Wednesday, March 13, 2013

Storm in a Face Bag

How dare you call me John Merrick.
I'm all for being nice to people (believe it or not). I'm all for being nice and kind and understanding to old people, animals, you name it, I think we should all just rub along together.

BUT when I read this in The Scotsman (of all places), a small part of me died. The world has gone stark staring bonkers, and while I fear I may be repeating myself by getting back on this particular mental merry-go-round, see for yourself.

TELEVISED impersonation of the hideously disfigured Victorian John Merrick, by comedian Ross Noble, has been ruled to be “at the margins of acceptability” by the BBC Trust

Reasons why this is so annoying.


  1. John Merrick is dead. Not just dead, but completely and utterly dead. So very dead. Deady dead dead dead.
  2. The description of him as being "hideously disfigured" - well, that may just hurt his feelings...IF HE WAS ALIVE.
  3. When he became dead was a very long time ago.
  4. He had no children.....due to being, well, you know, THE ELEPHANT MAN
  5. Ross Noble was acttually doing an impression of John Hurt doing an impression of a dead bloke. As far as I am aware, John Hurt was never told he was "at the margins of acceptability". In fact, he may even have got an Oscar for dribbling and wearing a bag on his head. That's talent for you.

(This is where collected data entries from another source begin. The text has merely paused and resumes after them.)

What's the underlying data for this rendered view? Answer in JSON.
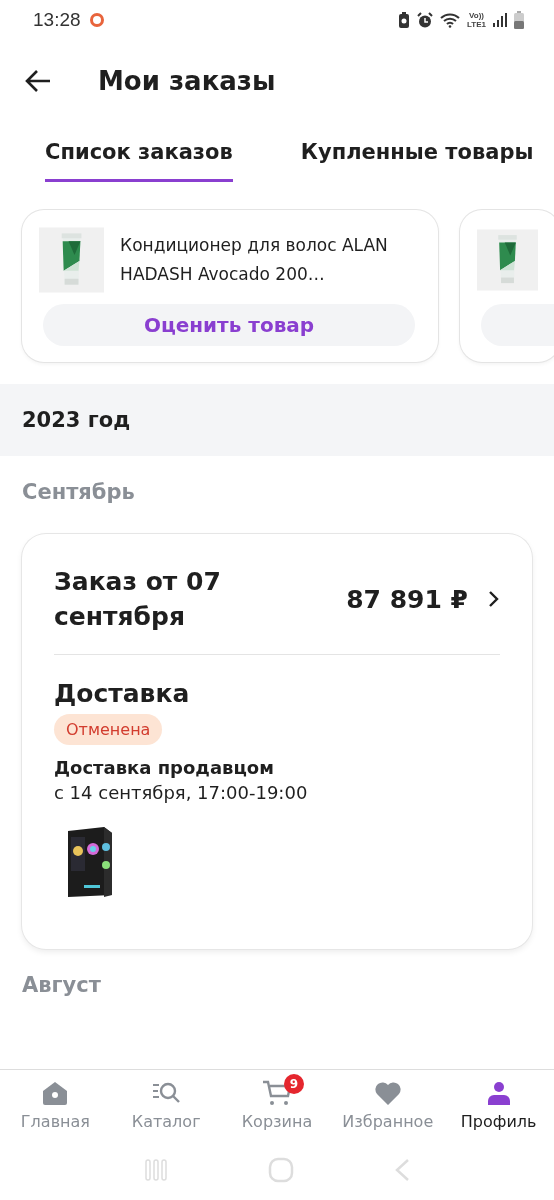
{
  "status_bar": {
    "time": "13:28",
    "lte_label": "Vo))\nLTE1"
  },
  "header": {
    "title": "Мои заказы"
  },
  "tabs": [
    {
      "label": "Список заказов",
      "selected": true
    },
    {
      "label": "Купленные товары",
      "selected": false
    }
  ],
  "products": [
    {
      "kind": "full",
      "name": "Кондиционер для волос ALAN HADASH Avocado 200…",
      "action": "Оценить товар"
    },
    {
      "kind": "partial"
    }
  ],
  "year": "2023 год",
  "months": [
    {
      "label": "Сентябрь",
      "orders": [
        {
          "title": "Заказ от 07 сентября",
          "price": "87 891 ₽",
          "section": "Доставка",
          "status": "Отменена",
          "method": "Доставка продавцом",
          "date": "с 14 сентября, 17:00-19:00"
        }
      ]
    },
    {
      "label": "Август"
    }
  ],
  "nav": [
    {
      "label": "Главная",
      "kind": "home",
      "selected": false
    },
    {
      "label": "Каталог",
      "kind": "catalog",
      "selected": false
    },
    {
      "label": "Корзина",
      "kind": "cart",
      "selected": false,
      "badge": "9"
    },
    {
      "label": "Избранное",
      "kind": "favorites",
      "selected": false
    },
    {
      "label": "Профиль",
      "kind": "profile",
      "selected": true
    }
  ]
}
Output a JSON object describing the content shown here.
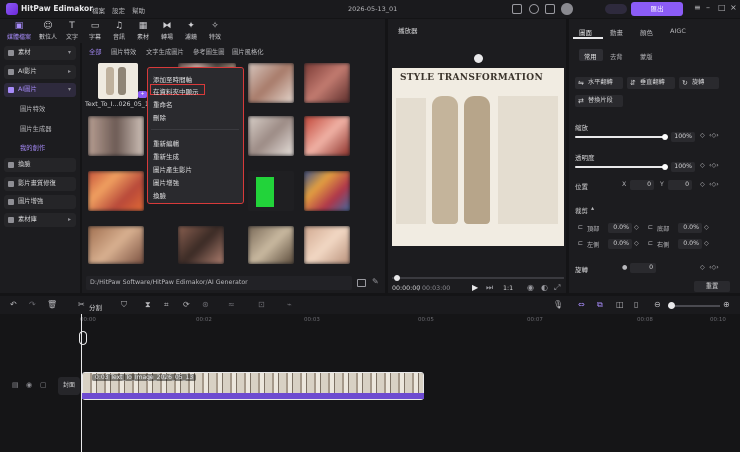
{
  "app": {
    "name": "HitPaw Edimakor",
    "menus": [
      "檔案",
      "設定",
      "幫助"
    ],
    "document_title": "2026-05-13_01",
    "export_label": "匯出"
  },
  "tools": [
    {
      "label": "媒體檔案",
      "icon": "media-icon",
      "active": true
    },
    {
      "label": "數位人",
      "icon": "avatar-icon"
    },
    {
      "label": "文字",
      "icon": "text-icon"
    },
    {
      "label": "字幕",
      "icon": "subtitle-icon"
    },
    {
      "label": "音訊",
      "icon": "audio-icon"
    },
    {
      "label": "素材",
      "icon": "sticker-icon"
    },
    {
      "label": "轉場",
      "icon": "transition-icon"
    },
    {
      "label": "濾鏡",
      "icon": "filter-icon"
    },
    {
      "label": "特效",
      "icon": "effects-icon"
    }
  ],
  "sidebar": {
    "items": [
      {
        "label": "素材"
      },
      {
        "label": "AI影片"
      },
      {
        "label": "AI圖片",
        "active": true
      }
    ],
    "subitems": [
      {
        "label": "圖片特效"
      },
      {
        "label": "圖片生成器"
      },
      {
        "label": "我的創作",
        "active": true
      }
    ],
    "items2": [
      {
        "label": "換臉"
      },
      {
        "label": "影片畫質修復"
      },
      {
        "label": "圖片增強"
      },
      {
        "label": "素材庫"
      }
    ]
  },
  "media": {
    "filters": [
      "全部",
      "圖片特效",
      "文字生成圖片",
      "參考圖生圖",
      "圖片風格化"
    ],
    "first_item_name": "Text_To_I...026_05_13",
    "path": "D:/HitPaw Software/HitPaw Edimakor/AI Generator"
  },
  "context_menu": {
    "items": [
      "添加至時間軸",
      "在資料夾中顯示",
      "重命名",
      "刪除"
    ],
    "items2": [
      "重新編輯",
      "重新生成",
      "圖片產生影片",
      "圖片增強",
      "換臉"
    ],
    "highlighted": "在資料夾中顯示"
  },
  "player": {
    "title": "播放器",
    "preview_heading": "STYLE TRANSFORMATION",
    "time_current": "00:00:00",
    "time_total": "00:03:00",
    "ratio": "1:1"
  },
  "properties": {
    "tabs": [
      "圖面",
      "動畫",
      "顏色",
      "AIGC"
    ],
    "subtabs": [
      "常用",
      "去背",
      "蒙版"
    ],
    "buttons": [
      "水平翻轉",
      "垂直翻轉",
      "旋轉",
      "替換片段"
    ],
    "scale_label": "縮放",
    "scale_value": "100%",
    "scale": 1.0,
    "opacity_label": "透明度",
    "opacity_value": "100%",
    "opacity": 1.0,
    "position_label": "位置",
    "x_label": "X",
    "x_value": "0",
    "y_label": "Y",
    "y_value": "0",
    "crop_label": "裁剪",
    "crop_fields": [
      {
        "label": "頂部",
        "value": "0.0%"
      },
      {
        "label": "底部",
        "value": "0.0%"
      },
      {
        "label": "左側",
        "value": "0.0%"
      },
      {
        "label": "右側",
        "value": "0.0%"
      }
    ],
    "rotate_label": "旋轉",
    "rotate_value": "0",
    "reset_label": "重置"
  },
  "timeline": {
    "split_label": "分割",
    "ruler": [
      "00:00",
      "00:02",
      "00:03",
      "00:05",
      "00:07",
      "00:08",
      "00:10"
    ],
    "track_label": "封面",
    "clip_label": "0:03 Text_To_Image_2026_05_13"
  },
  "colors": {
    "accent": "#8b5cf6",
    "highlight_border": "#d83a3a"
  }
}
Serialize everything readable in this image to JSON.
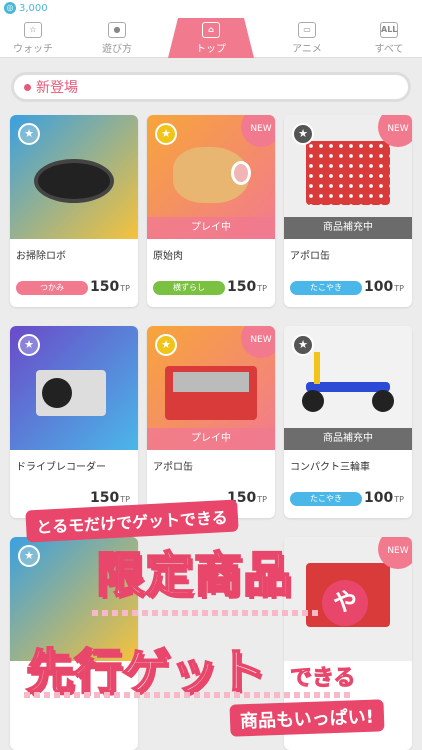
{
  "header": {
    "coins": "3,000"
  },
  "tabs": [
    {
      "label": "ウォッチ",
      "icon": "star-icon"
    },
    {
      "label": "遊び方",
      "icon": "robot-icon"
    },
    {
      "label": "トップ",
      "icon": "home-icon",
      "active": true
    },
    {
      "label": "アニメ",
      "icon": "tv-icon"
    },
    {
      "label": "すべて",
      "icon": "all-icon",
      "badge": "ALL"
    }
  ],
  "section": {
    "title": "新登場"
  },
  "cards": [
    {
      "name": "お掃除ロボ",
      "tag": "つかみ",
      "tag_color": "#f27a8f",
      "price": "150",
      "unit": "TP",
      "new": false,
      "status": "",
      "bg": "#3aa0e0"
    },
    {
      "name": "原始肉",
      "tag": "横ずらし",
      "tag_color": "#7ac142",
      "price": "150",
      "unit": "TP",
      "new": true,
      "new_label": "NEW",
      "status": "プレイ中",
      "bg": "#f7a53a"
    },
    {
      "name": "アポロ缶",
      "tag": "たこやき",
      "tag_color": "#4ab7e8",
      "price": "100",
      "unit": "TP",
      "new": true,
      "new_label": "NEW",
      "status": "商品補充中",
      "bg": "#d93b3b"
    },
    {
      "name": "ドライブレコーダー",
      "tag": "",
      "tag_color": "#f27a8f",
      "price": "150",
      "unit": "TP",
      "new": false,
      "status": "",
      "bg": "#7a4fc9"
    },
    {
      "name": "アポロ缶",
      "tag": "",
      "tag_color": "#7ac142",
      "price": "150",
      "unit": "TP",
      "new": true,
      "new_label": "NEW",
      "status": "プレイ中",
      "bg": "#f7a53a"
    },
    {
      "name": "コンパクト三輪車",
      "tag": "たこやき",
      "tag_color": "#4ab7e8",
      "price": "100",
      "unit": "TP",
      "new": false,
      "status": "商品補充中",
      "bg": "#f2f2f2"
    }
  ],
  "banner": {
    "line1": "とるモだけでゲットできる",
    "big1": "限定商品",
    "ya": "や",
    "big2": "先行ゲット",
    "dekiru": "できる",
    "line3": "商品もいっぱい!"
  }
}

And this damning inditement comes from the BBC Trust, the same arbiters of good taste who decided that Jimmy Savile was a lovely chap, just a bit gropey.

I give up.

Friday, March 1, 2013

The House on Poo Corner..

If only....
Having welcomed two new additions to the household (Betty and Joan the cats) and still caring for Lando the Hamster, I have come to the realisation that Casa Del Bear should be called Caca Del Bear.

The whole house smells of a heady combination of lovely furry animals, cat poop and hamster wee (which, let me tell you is like industrial waste - some actually started to eat through my workstop like alien blood. Which makes me sound like I live in a hovel, but it was only free of the cage for a couple of minutes - seriously, you could break into bank vaults with this stuff).

Long story short, Husband is on permament litter duty and I have developed a penchant for Febreze. How I long for the days when the only offensive whiff in the house was Camembert.